Time alone does not heal. I am certain you have met people who are bitter over an event that happened many years ago. On average it takes about two years to be able to successfully move on from the death or divorce of a spouse. Elisabeth Kubler Ross wrote the classic book, On Death and Dying. She describes five stage of grief as: Denial, Sadness, Anger, Bargaining and Acceptance. I would in fact add several more and would like to note that these stages do not come nice and orderly. You may find yourself feeling all these things at the same time or you may find yourself jumping back and forth from one feeling to another. These stages are similar yet different for the individual dealing with the death or divorce of a spouse. Dealing with ALL your feelings, not stuffing them down and pretending they do not exist, is an important part of the healing process. Healing takes effort on your part. It takes actively going through the unfair process to once again open your heart. It is worth the effort.

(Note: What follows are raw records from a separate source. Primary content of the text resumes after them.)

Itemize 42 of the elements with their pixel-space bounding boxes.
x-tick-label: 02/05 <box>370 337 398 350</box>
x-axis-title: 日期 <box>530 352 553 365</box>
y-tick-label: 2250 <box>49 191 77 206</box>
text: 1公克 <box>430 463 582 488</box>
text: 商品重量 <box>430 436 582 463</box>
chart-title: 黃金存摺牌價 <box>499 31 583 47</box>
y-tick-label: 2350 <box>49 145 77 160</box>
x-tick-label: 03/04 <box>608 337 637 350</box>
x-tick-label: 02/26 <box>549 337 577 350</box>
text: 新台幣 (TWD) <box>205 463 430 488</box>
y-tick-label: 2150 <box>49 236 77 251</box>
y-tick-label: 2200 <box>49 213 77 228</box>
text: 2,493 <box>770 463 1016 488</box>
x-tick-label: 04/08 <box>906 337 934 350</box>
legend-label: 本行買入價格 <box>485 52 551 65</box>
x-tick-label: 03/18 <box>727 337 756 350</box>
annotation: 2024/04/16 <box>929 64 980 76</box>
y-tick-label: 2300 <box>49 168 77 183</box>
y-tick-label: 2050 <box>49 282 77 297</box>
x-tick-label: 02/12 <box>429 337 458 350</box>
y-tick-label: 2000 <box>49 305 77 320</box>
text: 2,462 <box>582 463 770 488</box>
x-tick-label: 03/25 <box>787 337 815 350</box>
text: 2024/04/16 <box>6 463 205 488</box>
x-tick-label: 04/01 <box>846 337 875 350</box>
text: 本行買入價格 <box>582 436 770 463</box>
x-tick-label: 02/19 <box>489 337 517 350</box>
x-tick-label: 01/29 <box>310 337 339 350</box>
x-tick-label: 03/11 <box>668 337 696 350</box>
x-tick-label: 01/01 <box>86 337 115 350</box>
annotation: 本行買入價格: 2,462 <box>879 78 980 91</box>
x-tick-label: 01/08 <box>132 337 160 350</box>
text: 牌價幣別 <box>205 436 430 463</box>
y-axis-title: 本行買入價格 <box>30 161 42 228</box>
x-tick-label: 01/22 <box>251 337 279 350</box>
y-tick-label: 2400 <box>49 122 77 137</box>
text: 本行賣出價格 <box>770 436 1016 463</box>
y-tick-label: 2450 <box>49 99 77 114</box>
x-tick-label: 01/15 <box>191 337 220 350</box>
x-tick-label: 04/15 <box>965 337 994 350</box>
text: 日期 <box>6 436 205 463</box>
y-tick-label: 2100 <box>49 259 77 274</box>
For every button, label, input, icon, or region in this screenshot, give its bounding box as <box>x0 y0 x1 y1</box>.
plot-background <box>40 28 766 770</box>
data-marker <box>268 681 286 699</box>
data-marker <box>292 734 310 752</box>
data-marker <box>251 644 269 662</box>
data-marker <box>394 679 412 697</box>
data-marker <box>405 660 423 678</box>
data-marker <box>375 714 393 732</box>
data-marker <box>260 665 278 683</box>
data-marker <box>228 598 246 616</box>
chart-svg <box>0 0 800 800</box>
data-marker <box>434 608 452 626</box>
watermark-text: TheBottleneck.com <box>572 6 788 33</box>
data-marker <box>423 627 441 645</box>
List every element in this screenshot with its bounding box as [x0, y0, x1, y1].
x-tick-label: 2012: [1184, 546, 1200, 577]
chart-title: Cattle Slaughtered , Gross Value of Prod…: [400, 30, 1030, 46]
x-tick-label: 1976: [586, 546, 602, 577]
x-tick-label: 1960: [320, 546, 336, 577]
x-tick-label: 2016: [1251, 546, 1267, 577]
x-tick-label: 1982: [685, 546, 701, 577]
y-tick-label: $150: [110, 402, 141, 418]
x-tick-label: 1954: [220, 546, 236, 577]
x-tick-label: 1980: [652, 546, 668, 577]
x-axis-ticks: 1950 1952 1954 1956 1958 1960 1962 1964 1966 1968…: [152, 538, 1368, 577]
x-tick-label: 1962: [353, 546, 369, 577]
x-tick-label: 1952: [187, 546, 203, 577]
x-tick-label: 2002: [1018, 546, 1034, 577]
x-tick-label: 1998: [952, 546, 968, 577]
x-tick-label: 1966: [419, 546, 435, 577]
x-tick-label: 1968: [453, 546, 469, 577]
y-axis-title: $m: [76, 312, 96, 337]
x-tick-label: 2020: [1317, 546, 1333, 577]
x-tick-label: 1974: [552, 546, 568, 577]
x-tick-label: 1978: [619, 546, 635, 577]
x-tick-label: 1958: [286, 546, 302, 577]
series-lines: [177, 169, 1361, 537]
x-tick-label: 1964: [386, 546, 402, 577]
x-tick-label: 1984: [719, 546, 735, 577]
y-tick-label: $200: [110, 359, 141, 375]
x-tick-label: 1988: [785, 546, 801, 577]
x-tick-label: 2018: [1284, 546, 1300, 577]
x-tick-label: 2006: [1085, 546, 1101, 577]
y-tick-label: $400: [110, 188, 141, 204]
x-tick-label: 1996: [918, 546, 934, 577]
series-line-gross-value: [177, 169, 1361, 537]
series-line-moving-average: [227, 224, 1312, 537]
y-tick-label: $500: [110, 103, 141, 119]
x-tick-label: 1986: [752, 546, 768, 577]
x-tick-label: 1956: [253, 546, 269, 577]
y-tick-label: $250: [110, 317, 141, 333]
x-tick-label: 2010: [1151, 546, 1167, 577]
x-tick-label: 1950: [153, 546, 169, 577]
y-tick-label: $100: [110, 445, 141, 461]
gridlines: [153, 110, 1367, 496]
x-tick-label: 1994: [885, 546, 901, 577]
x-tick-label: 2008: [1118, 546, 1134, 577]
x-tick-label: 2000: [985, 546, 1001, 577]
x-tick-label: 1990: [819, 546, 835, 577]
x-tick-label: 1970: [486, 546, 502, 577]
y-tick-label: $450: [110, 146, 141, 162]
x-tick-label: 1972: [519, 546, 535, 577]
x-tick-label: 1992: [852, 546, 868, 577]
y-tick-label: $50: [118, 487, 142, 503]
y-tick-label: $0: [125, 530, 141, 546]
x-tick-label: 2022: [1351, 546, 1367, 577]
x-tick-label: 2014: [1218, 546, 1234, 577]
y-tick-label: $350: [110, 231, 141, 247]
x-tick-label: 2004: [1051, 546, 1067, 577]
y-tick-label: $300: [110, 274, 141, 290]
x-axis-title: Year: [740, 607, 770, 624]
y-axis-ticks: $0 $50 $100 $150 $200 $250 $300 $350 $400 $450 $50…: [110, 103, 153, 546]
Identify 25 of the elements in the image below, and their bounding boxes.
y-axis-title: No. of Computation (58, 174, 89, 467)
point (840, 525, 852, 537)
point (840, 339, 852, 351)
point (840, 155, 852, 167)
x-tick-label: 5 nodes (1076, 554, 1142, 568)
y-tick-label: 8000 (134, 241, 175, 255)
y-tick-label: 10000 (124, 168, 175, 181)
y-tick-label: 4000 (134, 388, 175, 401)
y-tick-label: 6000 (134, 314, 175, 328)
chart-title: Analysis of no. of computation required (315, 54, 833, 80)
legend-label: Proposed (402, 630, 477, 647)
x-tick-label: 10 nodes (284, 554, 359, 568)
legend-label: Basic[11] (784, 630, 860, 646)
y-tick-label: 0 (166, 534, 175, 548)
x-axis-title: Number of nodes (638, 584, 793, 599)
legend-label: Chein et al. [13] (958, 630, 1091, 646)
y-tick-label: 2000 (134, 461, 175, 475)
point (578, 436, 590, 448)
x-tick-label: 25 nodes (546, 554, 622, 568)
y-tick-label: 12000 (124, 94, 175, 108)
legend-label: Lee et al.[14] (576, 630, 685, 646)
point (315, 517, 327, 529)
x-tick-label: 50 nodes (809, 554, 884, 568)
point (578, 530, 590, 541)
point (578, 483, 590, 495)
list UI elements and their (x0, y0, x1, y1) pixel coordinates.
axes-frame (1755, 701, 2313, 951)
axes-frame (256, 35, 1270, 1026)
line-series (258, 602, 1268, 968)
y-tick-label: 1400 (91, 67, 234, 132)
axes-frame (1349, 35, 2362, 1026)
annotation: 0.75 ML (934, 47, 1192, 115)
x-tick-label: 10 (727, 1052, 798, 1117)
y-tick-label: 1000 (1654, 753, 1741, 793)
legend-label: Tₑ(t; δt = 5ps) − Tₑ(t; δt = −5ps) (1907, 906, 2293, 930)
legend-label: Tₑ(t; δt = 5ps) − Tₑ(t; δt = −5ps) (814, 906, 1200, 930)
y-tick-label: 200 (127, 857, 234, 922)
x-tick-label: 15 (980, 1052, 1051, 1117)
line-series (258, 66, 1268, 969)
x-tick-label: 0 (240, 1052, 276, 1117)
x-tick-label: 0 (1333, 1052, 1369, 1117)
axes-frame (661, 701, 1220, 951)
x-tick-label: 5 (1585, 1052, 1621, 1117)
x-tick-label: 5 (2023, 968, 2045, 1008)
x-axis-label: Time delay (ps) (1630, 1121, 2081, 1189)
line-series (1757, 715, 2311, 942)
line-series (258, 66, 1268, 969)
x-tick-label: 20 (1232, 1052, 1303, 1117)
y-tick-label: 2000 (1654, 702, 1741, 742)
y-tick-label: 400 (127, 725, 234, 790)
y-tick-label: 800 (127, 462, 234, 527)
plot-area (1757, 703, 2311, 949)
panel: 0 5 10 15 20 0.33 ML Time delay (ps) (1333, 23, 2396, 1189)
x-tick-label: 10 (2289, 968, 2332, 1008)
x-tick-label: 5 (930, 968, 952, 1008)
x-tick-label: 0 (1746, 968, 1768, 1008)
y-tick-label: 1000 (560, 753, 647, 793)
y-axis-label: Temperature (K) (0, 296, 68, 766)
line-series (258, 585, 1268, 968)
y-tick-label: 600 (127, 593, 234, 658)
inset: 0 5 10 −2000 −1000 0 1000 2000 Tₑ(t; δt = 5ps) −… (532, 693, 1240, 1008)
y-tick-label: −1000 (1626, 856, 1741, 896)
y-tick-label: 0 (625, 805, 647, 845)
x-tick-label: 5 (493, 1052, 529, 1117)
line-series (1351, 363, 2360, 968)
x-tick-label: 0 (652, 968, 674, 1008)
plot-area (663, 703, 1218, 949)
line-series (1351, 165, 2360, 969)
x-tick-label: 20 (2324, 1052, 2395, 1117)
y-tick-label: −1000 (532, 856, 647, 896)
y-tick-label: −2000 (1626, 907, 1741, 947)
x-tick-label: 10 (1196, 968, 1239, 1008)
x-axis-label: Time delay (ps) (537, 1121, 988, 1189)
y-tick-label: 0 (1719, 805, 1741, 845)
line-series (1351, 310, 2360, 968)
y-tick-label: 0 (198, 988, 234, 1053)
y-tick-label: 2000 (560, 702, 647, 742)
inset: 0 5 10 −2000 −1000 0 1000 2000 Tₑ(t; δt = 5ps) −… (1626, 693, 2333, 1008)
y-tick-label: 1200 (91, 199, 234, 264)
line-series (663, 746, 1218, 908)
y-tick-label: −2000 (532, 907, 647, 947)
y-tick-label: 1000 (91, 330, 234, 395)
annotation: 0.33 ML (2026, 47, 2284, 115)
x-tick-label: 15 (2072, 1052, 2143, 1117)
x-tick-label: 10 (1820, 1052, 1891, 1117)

You may find it hard to ask for help. You do not have to deal with this alone. Books and articles may be helpful. The real healing comes in your willingness to be with other people even though you may not feel like it. You may feel lonely and isolated and not like reaching out to others for help. Making connections with other people who can help you is vital to the healing process.

o Talk to a friend who is a good listener. Ask your friend to just listen and NOT give advice.

o Join a support group. A Divorce Recovery Group or a Grief Support Group for those who have lost a spouse or other loved one through death.

o As you become more comfortable going out you may with to join a singles program or an activity that you have enjoyed in the past or try a new activity or take a class. You may also wish to reach out to others by volunteering.

o If you feel stuck in your grieving or healing you might wish to seek the help of an objective person such as a therapist who can help you sort out what is happening in your life. This is something I do in my private practice as a therapist.

o Be gentle on yourself. You have suffered a major traumatic life changing event. Healing is a long process. Give yourself time.

Healing allows you to be able to open your heart to others. This tragic event does not have to be the clearing event of your life. For now it's OK to grieve.